Дверь упёрлась во что-то мягкое, кажется
это была выроненная Властой сумка. Марина не пошевелилась. Может быть она
простояла так секунду, может быть несколько часов, оцепенение прервал лишь
звук поднимающихся по лестнице шагов. Она схватила сумку и нырнула внутрь.
Как же ей хотелось убежать куда-нибудь, закрыться, спрятаться, но дорогу
перегораживал Власта. Шея его была неестественно свернута, глаза… Марина
не решилась взглянуть. На цыпочках она перешагнула через его неподвижное
тело, каждой клеточкой своего дрожа от страха и надежды, что вот сейчас
он с силой дёрнет её за ногу, но напрасно. Не зная, от кого спасается,
она ворвалась в квартиру, закрылась на замок и цепочку, потом, не включая
света, вбежала в туалет, накинула крючок, в тесной темноте нашарила сидение,
села, обхватила голову руками и замерла. Странная это была ночь. Из последних
сил хватаясь за соломинку сознания, до рассвета Марина ныряла из одной
тяжкой волны забытья в другую, ни на секунду не забывая о случившемся.

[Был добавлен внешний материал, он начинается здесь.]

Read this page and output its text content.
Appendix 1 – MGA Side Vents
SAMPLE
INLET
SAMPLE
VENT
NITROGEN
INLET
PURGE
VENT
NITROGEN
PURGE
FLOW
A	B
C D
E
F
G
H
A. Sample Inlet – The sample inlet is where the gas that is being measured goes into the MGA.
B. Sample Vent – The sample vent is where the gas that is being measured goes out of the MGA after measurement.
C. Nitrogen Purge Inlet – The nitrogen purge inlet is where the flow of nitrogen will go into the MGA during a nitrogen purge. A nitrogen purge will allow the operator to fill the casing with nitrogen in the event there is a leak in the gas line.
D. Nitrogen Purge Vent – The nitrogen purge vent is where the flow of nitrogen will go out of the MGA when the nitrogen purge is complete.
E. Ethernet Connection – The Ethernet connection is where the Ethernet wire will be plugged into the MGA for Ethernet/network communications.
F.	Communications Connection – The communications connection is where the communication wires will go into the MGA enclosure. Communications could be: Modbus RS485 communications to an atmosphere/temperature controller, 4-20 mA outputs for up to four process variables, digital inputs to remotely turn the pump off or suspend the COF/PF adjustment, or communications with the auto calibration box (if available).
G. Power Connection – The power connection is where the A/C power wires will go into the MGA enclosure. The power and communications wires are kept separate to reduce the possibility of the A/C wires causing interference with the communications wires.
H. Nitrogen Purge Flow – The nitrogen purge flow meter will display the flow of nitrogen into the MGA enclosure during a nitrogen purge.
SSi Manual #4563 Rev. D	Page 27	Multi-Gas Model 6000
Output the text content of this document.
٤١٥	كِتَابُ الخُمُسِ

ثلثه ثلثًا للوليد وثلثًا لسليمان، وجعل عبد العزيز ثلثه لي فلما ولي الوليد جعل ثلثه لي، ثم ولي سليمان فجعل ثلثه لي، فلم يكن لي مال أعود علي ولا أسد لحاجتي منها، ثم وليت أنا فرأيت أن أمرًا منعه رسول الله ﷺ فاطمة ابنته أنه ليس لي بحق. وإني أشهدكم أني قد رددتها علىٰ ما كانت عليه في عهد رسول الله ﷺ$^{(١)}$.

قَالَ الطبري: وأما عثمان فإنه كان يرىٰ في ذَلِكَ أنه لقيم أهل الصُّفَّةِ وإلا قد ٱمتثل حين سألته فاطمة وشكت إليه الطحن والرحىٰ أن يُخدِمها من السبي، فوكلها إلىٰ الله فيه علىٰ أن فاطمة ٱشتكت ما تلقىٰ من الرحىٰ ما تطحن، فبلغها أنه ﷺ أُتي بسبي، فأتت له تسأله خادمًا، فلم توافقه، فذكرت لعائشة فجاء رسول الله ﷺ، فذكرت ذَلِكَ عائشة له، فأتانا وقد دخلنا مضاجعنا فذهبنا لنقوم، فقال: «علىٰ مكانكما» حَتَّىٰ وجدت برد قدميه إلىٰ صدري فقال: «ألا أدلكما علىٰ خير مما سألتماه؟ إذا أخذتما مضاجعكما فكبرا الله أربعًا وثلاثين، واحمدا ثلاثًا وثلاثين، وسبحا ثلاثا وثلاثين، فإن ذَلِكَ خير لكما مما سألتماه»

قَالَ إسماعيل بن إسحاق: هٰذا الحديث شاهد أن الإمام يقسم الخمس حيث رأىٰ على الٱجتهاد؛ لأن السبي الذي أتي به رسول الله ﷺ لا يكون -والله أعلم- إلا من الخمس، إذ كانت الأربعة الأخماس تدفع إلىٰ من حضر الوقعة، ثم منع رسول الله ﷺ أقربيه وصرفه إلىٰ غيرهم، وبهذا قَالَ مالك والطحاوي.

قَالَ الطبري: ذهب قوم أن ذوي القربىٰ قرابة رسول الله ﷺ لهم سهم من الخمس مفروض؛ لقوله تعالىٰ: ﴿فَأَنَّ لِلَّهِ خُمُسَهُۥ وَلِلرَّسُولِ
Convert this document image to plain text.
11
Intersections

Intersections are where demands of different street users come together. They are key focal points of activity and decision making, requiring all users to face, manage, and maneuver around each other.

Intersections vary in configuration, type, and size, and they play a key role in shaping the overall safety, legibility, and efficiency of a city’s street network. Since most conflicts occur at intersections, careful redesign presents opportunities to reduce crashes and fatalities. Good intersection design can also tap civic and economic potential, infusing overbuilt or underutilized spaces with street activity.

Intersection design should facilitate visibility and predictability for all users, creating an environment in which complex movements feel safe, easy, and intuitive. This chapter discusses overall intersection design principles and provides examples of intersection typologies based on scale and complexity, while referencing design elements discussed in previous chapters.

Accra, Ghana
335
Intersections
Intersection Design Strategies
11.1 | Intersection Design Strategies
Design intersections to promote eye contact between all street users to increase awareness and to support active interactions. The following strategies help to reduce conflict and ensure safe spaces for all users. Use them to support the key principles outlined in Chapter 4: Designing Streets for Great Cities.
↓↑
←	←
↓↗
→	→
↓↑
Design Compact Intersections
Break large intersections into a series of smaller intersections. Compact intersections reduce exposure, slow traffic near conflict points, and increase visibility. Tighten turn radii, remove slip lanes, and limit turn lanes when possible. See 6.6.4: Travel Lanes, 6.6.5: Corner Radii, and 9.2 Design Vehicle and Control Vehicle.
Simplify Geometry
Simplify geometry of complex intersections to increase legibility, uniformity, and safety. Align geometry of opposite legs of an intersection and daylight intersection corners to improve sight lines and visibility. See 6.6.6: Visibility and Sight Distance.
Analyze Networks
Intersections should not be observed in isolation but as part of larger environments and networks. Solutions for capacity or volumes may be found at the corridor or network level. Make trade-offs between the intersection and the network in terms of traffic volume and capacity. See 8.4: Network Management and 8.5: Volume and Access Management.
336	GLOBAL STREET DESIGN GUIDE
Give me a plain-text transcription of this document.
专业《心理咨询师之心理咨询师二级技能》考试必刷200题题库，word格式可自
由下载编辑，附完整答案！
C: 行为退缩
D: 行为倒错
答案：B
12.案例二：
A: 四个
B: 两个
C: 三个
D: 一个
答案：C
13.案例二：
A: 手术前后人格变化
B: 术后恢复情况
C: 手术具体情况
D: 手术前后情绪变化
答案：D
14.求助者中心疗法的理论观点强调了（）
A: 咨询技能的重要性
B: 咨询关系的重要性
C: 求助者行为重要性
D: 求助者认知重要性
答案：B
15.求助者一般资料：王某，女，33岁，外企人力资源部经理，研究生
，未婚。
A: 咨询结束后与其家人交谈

То она вдруг отчетливо видела автомобильную пробку на середине Бруклинского
моста. Внизу слепит глаза горящая на солнце чешуя залива, сквозь ажурную
решетку на неё уставилось безучастное, тысячеглазое лицо Манхэттена. Ноздри
распирает духота, запах бензина, старой синтетической обивки. Марина чувствует
на лице жаркое Властино дыхание, блузка расстёгнута… Всё исступлённей поцелуй,
всё глубже, сильнее он входит в неё... Марина слышит нестройный хор автомобильных
гудков, истошные соло полицейских сирен, лай пожарных машин. Впереди случилось
что-то страшное, но ей какое дело? Власта любит её, и совсем, совсем ей
не стыдно ни похабного свиста соседей, ни себя самой. Надо быть выше, ещё,
ещё… но вдруг со страшной силой летела в прошлое и видела себя подростком
– самая маленькая в классе, кличка – «глиста в колготках», только что с
тройками закончила восьмой класс, впереди каникулы: дача, река, бадминтон…
Нет! Не поехала она в то лето на дачу. Горстка чёрных людей в крематории,
две горстки пепла оставшиеся от родителей.
Звонил телефон, Марина вздрагивала. Живой
Властин голос отвечал, что в данный момент подойти к телефону не может,
но при первой же возможности перезвонит, а другой бормотал что-то по-сербски
и бросал трубку. Изредка она отнимала руки от головы, смотрела в окно на
бледное сияние небоскребов, и ей казалось, что это поблёскивают осколки
миллионов разбитых надежд. В отчаянии Марина зажмуривалась, но опять звонил
телефон. На сей раз, самоуверенный женский голос по-английски требовал
поднять трубку. Женщина не называлась, просто говорила «это я», так, словно
все обязаны были узнавать её, и Марина догадалась, что это была Марша.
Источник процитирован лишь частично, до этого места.